The State charged Key and Willis with burglary in the first degree and

trafficking in stolen property in the first degree. Following a CrR 3.5 hearing, the

court ruled that all of Willis’s custodial statements were admissible. Several

witnesses testified at Key and Willis’s joint trial, including Dykstra, neighbors, and

police officers. Christiansen testified about Willis’s statements without objection.

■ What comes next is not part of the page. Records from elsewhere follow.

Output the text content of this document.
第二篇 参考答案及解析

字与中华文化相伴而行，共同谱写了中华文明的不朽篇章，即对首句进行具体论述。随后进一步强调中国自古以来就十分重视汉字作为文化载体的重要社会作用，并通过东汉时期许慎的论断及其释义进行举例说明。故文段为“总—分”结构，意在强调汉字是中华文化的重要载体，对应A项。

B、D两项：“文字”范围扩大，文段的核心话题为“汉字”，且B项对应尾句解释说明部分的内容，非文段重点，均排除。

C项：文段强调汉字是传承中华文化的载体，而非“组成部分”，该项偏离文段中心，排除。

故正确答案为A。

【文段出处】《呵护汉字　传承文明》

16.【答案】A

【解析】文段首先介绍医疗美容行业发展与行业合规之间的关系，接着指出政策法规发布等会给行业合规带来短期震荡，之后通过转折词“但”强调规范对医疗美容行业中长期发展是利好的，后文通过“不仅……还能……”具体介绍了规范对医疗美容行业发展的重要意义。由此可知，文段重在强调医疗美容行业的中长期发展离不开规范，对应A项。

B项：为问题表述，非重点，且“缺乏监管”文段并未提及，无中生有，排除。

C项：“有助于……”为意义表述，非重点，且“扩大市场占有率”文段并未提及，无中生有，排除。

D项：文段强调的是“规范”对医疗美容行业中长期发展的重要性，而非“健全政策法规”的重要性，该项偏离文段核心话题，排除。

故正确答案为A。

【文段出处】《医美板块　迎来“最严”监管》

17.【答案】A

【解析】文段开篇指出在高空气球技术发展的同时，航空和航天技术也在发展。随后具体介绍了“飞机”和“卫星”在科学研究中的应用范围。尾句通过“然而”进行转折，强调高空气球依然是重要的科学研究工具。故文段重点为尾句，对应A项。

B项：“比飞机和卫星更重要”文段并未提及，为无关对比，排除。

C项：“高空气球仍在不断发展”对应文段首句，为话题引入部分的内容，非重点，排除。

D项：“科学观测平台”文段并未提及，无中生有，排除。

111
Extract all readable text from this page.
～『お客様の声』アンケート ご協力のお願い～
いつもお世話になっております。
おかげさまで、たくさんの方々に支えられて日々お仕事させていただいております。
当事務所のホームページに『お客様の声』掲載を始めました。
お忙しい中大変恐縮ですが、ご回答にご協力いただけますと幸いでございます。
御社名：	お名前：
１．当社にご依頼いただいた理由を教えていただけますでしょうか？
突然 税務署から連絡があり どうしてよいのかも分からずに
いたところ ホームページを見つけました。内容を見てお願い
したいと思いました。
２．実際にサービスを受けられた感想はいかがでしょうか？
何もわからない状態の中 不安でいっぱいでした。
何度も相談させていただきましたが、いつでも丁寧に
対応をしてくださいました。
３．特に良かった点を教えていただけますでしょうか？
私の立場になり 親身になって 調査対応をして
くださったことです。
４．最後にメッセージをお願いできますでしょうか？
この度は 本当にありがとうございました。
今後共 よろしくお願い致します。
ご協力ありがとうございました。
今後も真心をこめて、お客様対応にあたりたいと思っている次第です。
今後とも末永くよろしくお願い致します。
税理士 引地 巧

Neither Key nor Willis testified. The jury convicted both defendants of burglary in

the first degree, but was unable to reach a verdict on the trafficking count.1

For purposes of sentencing, the State represented that Key’s standard

range was between 87 and 116 months, based on an offender score of 9, and

recommended a sentence of 101 months. Defense counsel asked the court to

consider imposing a sentence at the “low end of the standard range,” because Key

was 20 years old at the time of the crime and most of his criminal history was

attributable to juvenile convictions. The court imposed a sentence of 90 months.

Key timely appealed.

1 The court declared a mistrial as to the trafficking counts and they were later dismissed.

4 No. 79906-1-I/5

ANALYSIS

I. Confrontation Clause and Prosecutorial Misconduct

Key argues that the State “improperly and repeatedly” insisted that the jury

could use Willis’s out-of-court statements as evidence of his guilt, in violation of his

right of Sixth Amendment right confrontation.

The Sixth Amendment guarantees an accused the right to confront the

witnesses against him. U.S. CONST. amend. VI; Crawford v. Wash., 541 U.S. 36,

42, 51, 124 S. Ct. 1354, 158 L. Ed. 2d 177 (2004). We review alleged violations

of the Confrontation Clause de novo. State v. Fisher, 185 Wn.2d 836, 841, 374

P.3d 1185 (2016).

In Bruton v. United States, 391 U.S. 123, 126, 88 S. Ct. 1620, 20 L. Ed. 2d

476 (1968), the Supreme Court held that a criminal defendant is denied the right

of confrontation when a nontestifying codefendant’s confession that names the

defendant as a participant in the crime is admitted at a joint trial, even where the

court instructs the jury to consider the confession only against the codefendant.